For executing custom Java code, the most efficient choice is to write a JavaBean class that implements the interface com.rapiddweller.task.Task.

The Task interface consists of callback interfaces for execution logic and lifecycle management.

  • String getTaskName(): returns a task name for tracking execution. On parallel execution, the framework appends a number to identify each instance.

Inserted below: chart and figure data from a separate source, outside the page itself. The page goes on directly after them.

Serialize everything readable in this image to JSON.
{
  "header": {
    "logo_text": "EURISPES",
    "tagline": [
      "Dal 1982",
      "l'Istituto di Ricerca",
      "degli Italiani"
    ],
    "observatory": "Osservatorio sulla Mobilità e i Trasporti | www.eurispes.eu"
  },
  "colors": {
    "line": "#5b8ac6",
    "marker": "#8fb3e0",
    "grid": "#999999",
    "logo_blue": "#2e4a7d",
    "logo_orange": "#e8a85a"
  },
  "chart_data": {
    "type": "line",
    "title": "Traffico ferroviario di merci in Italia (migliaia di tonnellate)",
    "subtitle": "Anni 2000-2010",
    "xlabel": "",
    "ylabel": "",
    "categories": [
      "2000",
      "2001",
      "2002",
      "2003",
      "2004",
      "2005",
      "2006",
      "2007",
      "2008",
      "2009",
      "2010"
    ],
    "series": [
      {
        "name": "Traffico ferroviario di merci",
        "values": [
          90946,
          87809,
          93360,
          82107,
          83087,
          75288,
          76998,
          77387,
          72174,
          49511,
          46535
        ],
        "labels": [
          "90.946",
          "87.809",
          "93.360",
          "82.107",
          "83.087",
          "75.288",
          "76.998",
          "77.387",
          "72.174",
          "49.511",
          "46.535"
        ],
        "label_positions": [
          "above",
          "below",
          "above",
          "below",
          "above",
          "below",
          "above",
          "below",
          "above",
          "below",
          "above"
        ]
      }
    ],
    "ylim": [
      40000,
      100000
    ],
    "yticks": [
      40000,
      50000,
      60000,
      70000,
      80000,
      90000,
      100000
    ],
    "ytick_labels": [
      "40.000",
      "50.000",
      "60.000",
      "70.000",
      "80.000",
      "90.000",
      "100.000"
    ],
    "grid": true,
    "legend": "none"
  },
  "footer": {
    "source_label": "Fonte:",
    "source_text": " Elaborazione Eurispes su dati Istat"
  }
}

  • TaskResult execute(Context context, ErrorHandler errorHandler): implements the core functionality of the task. Tasks may be called several times subsequently and the task uses return valueto indicate whether it is running, has just finished or is unavailable.

  • void pageFinished(): is called by the framework to inform the task that a 'page' of user-defined size has finished. This can be used, e.g. for grouping several execute() steps to one transaction.

  • void close(): is called by the framework to make the task close all resources and prepare to be garbage-collected.

  • boolean isParallelizable(): Tells if the task can be executed in several threads concurrently. This is not used in Benerator.

  • boolean isThreadSafe(): Tells if it is possible to create clones of the task and execute each clone in a dedicated single thread. This is not used in Benerator.

Benerator provides several implementations of the Task interface which are useful as parent class for custom implementations:

  • AbstractTask is a simple abstract implementation that provides useful default implementations for the lifecycle-related methods.

  • TaskProxy can be used to wrap another Task object with a custom proxy and add extra functionality.

  • RunnableTask can be used to wrap an object that implements the Runnable interface.

A task has access to all Java objects and entities in the context and may arbitrarily add own objects (e.g. for messaging between different tasks). A common usage pattern is to share e.g. a transactional database by the context, have every thread store objects in it and then use the pager to commit the transaction.